Spotify trades free-tier album delays for smaller royalties

Spotify has long refused to restrict new releases from its ad-supported non-paying listeners because it would make the streaming app confusing. It wanted all music available to everyone, always. But as it preps to IPO, it needs to negotiate better royalty rates with the major labels, and allowing this “windowing” practice is a bargaining chip it’s finally going to cash in.

The result is a degraded experience for its free-tier listeners, but a boon to the startup’s long-term financial health. Users should understand that for Spotify to survive as an independent music company, it may have to cut some corners on satisfaction.

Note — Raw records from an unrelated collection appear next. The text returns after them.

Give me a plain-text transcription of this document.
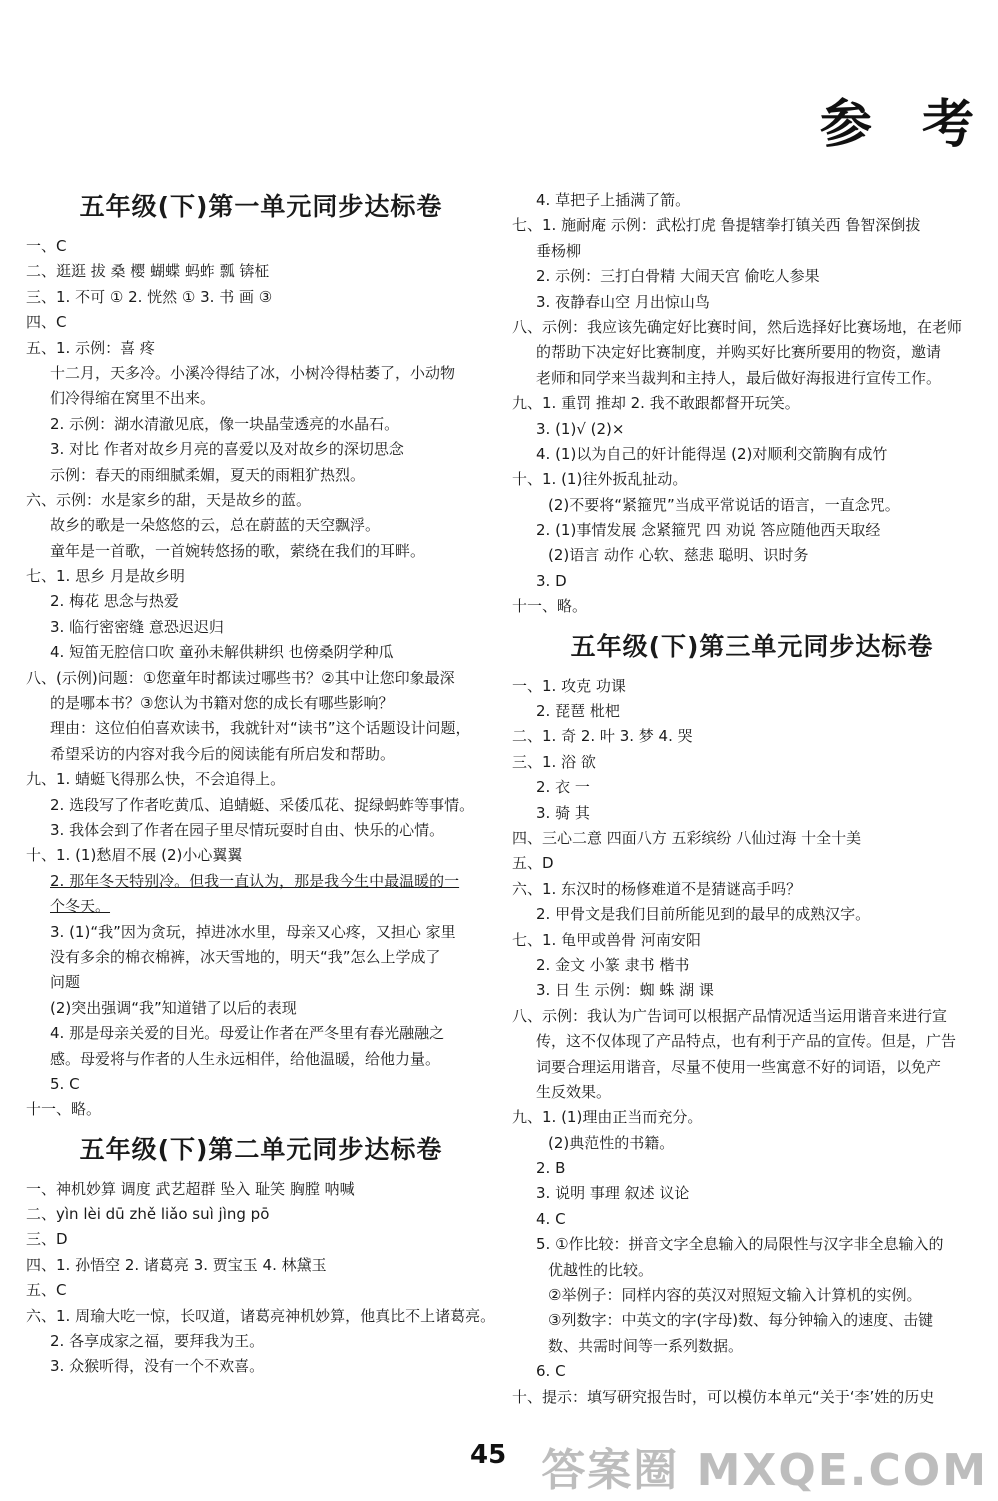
参 考
五年级(下)第一单元同步达标卷
一、C
二、逛逛 拔 桑 樱 蝴蝶 蚂蚱 瓢 锛柾
三、1. 不可 ① 2. 恍然 ① 3. 书 画 ③
四、C
五、1. 示例：喜 疼
十二月，天多冷。小溪冷得结了冰，小树冷得枯萎了，小动物
们冷得缩在窝里不出来。
2. 示例：湖水清澈见底，像一块晶莹透亮的水晶石。
3. 对比 作者对故乡月亮的喜爱以及对故乡的深切思念
示例：春天的雨细腻柔媚，夏天的雨粗犷热烈。
六、示例：水是家乡的甜，天是故乡的蓝。
故乡的歌是一朵悠悠的云，总在蔚蓝的天空飘浮。
童年是一首歌，一首婉转悠扬的歌，萦绕在我们的耳畔。
七、1. 思乡 月是故乡明
2. 梅花 思念与热爱
3. 临行密密缝 意恐迟迟归
4. 短笛无腔信口吹 童孙未解供耕织 也傍桑阴学种瓜
八、(示例)问题：①您童年时都读过哪些书？②其中让您印象最深
的是哪本书？③您认为书籍对您的成长有哪些影响？
理由：这位伯伯喜欢读书，我就针对“读书”这个话题设计问题，
希望采访的内容对我今后的阅读能有所启发和帮助。
九、1. 蜻蜓飞得那么快，不会追得上。
2. 选段写了作者吃黄瓜、追蜻蜓、采倭瓜花、捉绿蚂蚱等事情。
3. 我体会到了作者在园子里尽情玩耍时自由、快乐的心情。
十、1. (1)愁眉不展 (2)小心翼翼
2. 那年冬天特别冷。但我一直认为，那是我今生中最温暖的一
个冬天。
3. (1)“我”因为贪玩，掉进冰水里，母亲又心疼，又担心 家里
没有多余的棉衣棉裤，冰天雪地的，明天“我”怎么上学成了
问题
(2)突出强调“我”知道错了以后的表现
4. 那是母亲关爱的目光。母爱让作者在严冬里有春光融融之
感。母爱将与作者的人生永远相伴，给他温暖，给他力量。
5. C
十一、略。
五年级(下)第二单元同步达标卷
一、神机妙算 调度 武艺超群 坠入 耻笑 胸膛 呐喊
二、yìn lèi dū zhě liǎo suì jìng pō
三、D
四、1. 孙悟空 2. 诸葛亮 3. 贾宝玉 4. 林黛玉
五、C
六、1. 周瑜大吃一惊，长叹道，诸葛亮神机妙算，他真比不上诸葛亮。
2. 各享成家之福，要拜我为王。
3. 众猴听得，没有一个不欢喜。
4. 草把子上插满了箭。
七、1. 施耐庵 示例：武松打虎 鲁提辖拳打镇关西 鲁智深倒拔
垂杨柳
2. 示例：三打白骨精 大闹天宫 偷吃人参果
3. 夜静春山空 月出惊山鸟
八、示例：我应该先确定好比赛时间，然后选择好比赛场地，在老师
的帮助下决定好比赛制度，并购买好比赛所要用的物资，邀请
老师和同学来当裁判和主持人，最后做好海报进行宣传工作。
九、1. 重罚 推却 2. 我不敢跟都督开玩笑。
3. (1)√ (2)×
4. (1)以为自己的奸计能得逞 (2)对顺利交箭胸有成竹
十、1. (1)往外扳乱扯动。
(2)不要将“紧箍咒”当成平常说话的语言，一直念咒。
2. (1)事情发展 念紧箍咒 四 劝说 答应随他西天取经
(2)语言 动作 心软、慈悲 聪明、识时务
3. D
十一、略。
五年级(下)第三单元同步达标卷
一、1. 攻克 功课
2. 琵琶 枇杷
二、1. 奇 2. 叶 3. 梦 4. 哭
三、1. 浴 欲
2. 衣 一
3. 骑 其
四、三心二意 四面八方 五彩缤纷 八仙过海 十全十美
五、D
六、1. 东汉时的杨修难道不是猜谜高手吗？
2. 甲骨文是我们目前所能见到的最早的成熟汉字。
七、1. 龟甲或兽骨 河南安阳
2. 金文 小篆 隶书 楷书
3. 日 生 示例：蜘 蛛 湖 课
八、示例：我认为广告词可以根据产品情况适当运用谐音来进行宣
传，这不仅体现了产品特点，也有利于产品的宣传。但是，广告
词要合理运用谐音，尽量不使用一些寓意不好的词语，以免产
生反效果。
九、1. (1)理由正当而充分。
(2)典范性的书籍。
2. B
3. 说明 事理 叙述 议论
4. C
5. ①作比较：拼音文字全息输入的局限性与汉字非全息输入的
优越性的比较。
②举例子：同样内容的英汉对照短文输入计算机的实例。
③列数字：中英文的字(字母)数、每分钟输入的速度、击键
数、共需时间等一系列数据。
6. C
十、提示：填写研究报告时，可以模仿本单元“关于‘李’姓的历史
45 答案圈 MXQE.COM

Spotify is the only top-tier music streaming service that offers an on-demand free tier, which is great for users who won’t pay $10 per month, and serves as an effective funnel getting people hooked until they do pay to ditch ads and restrictions. Spotify is also the only leading on-demand streaming app that is solely a music company.

Apple, Google and Amazon all make money in other ways and just offer music as a complementary service. Meanwhile, Spotify lives or dies by its royalty rates. Yet today’s deal is a sign that Spotify has grown to a scale where it’s finally getting leverage over the record labels.

Only because its unique free tier has gotten so popular can it extract lower royalty rates per song play by briefly holding new releases back from these users.